K&K Global Consulting Ltd: Fixing fixed income : Brett Chappell Interview

Celent will help qualify your requirements and introduce you to the vendor
Spotted a missing vendor? Use this form to alert a vendor to the Celent service
Create a vendor selection project & run comparison reports
Register to access this feature
Click to express your interest in this report
Indication of coverage against your requirements
Vendor requires PRO subscription to activate this feature
Requires research subscription, contact Celent for more info
20 April 2016
Copenhagen, Denmark

K&K Global Consulting Ltd: Fixing fixed income : Brett Chappell Interview

Voice trading is going to be a thing of the past. There will be consolidation on the sell-side. The buy-side needs to learn how to aggregate data and above all how to aggregate liquidity. Attitudes and behaviour will have to change, and the buy-side will have to open up more. These are the conclusions reached by Brett Chappell, head of fixed income trading at Nordea Asset Management.

“There is liquidity despite what everyone says, but there can be a steep cost,” Chappell told the Buy-side Perspectives. “Liquidity is fragmented if you don’t know where and how to look. We pull data from various sources to see where to go and whom to approach. A good EMS is essential to assimilate all this information into one place so our screens don’t look like a work by Jackson Pollock.”

The decline of liquidity in fixed income is well-documented. In essence, the sell-side is both less able and less willing to intermediate risk, due to a combination of regulatory pressures and the higher costs that have been introduced by reforms intended to prevent a rerun of the financial crisis.

Part of the solution may be the rise of new electronic trading platforms in fixed income. For Nordea, these platforms include venues such as Project Neptune, B2Scan, Honeycomb and Bloomberg, as well as Liquidnet and TradingScreen, both of which have fixed income offerings. According to Chappell, these venues are increasingly becoming a first port of call rather than the sell-side. However, he still believes that buy-side to buy-side pool initiatives are not a replacement for the banks but rather a supplement to them. “We still need their research, the primary, their services etc. But when the liquidity is not there, we need to seek alternative liquidity channels,” he said.

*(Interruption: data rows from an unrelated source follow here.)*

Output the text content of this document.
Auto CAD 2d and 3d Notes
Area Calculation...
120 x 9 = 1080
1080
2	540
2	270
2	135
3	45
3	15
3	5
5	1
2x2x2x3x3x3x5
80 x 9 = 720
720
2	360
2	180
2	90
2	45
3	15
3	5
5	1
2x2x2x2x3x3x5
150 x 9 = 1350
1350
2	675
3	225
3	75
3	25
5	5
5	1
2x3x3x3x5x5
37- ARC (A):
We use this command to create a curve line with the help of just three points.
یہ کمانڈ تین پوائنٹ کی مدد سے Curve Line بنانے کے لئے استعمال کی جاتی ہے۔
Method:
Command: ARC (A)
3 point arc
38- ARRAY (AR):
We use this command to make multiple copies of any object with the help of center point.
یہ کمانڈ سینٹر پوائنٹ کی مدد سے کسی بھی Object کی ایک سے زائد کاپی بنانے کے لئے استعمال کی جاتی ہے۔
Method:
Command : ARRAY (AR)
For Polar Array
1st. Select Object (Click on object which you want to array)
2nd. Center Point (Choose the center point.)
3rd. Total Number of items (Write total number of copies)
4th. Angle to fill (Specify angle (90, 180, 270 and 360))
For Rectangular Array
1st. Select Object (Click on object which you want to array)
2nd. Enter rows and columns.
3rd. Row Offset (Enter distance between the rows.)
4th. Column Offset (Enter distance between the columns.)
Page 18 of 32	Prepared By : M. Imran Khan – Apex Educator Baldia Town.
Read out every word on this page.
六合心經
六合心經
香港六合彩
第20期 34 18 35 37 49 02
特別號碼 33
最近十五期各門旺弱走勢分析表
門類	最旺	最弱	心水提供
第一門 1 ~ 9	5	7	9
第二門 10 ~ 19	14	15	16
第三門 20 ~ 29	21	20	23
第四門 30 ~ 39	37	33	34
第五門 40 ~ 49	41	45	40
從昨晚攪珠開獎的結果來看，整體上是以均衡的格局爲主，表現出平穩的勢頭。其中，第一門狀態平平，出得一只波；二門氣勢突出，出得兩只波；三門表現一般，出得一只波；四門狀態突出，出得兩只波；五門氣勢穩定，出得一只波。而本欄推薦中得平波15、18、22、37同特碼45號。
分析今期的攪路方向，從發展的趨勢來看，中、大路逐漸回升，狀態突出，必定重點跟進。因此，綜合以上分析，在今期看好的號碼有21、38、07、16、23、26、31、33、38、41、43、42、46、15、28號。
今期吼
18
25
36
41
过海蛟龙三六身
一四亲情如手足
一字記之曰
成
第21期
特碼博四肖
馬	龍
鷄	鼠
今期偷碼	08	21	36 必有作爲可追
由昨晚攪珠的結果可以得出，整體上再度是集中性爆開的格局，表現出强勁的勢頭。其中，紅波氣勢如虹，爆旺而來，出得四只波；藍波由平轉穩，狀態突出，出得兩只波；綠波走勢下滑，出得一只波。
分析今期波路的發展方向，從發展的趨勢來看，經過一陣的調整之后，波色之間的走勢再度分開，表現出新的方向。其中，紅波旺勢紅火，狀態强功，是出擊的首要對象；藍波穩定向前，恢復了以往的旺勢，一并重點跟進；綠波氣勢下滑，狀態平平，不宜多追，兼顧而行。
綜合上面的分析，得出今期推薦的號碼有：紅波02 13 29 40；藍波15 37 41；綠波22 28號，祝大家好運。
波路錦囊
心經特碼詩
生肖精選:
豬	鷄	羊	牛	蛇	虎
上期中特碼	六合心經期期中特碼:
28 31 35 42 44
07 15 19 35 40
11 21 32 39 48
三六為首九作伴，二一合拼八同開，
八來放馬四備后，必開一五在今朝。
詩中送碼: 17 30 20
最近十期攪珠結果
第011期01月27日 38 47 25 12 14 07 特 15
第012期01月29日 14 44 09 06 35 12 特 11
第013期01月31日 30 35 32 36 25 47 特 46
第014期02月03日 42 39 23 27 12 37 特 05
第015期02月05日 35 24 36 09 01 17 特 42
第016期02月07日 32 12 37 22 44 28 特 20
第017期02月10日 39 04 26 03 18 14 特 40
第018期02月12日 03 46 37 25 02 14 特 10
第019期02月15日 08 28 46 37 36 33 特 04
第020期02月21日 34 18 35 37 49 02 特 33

For the newer platforms, those willing to go the extra mile on corporate governance may gain the upper hand. Like other buy-side institutions, Nordea places a high value on systems that can’t be gamed by unscrupulous players in the market. There is also a sense that some of the newer platforms may be tailored more to the second and third tier, while in other parts of the market new brokers may emerge focused on niche segments. But for Nordea, one of the important factors is how any new platform can interact with the firm’s OMS.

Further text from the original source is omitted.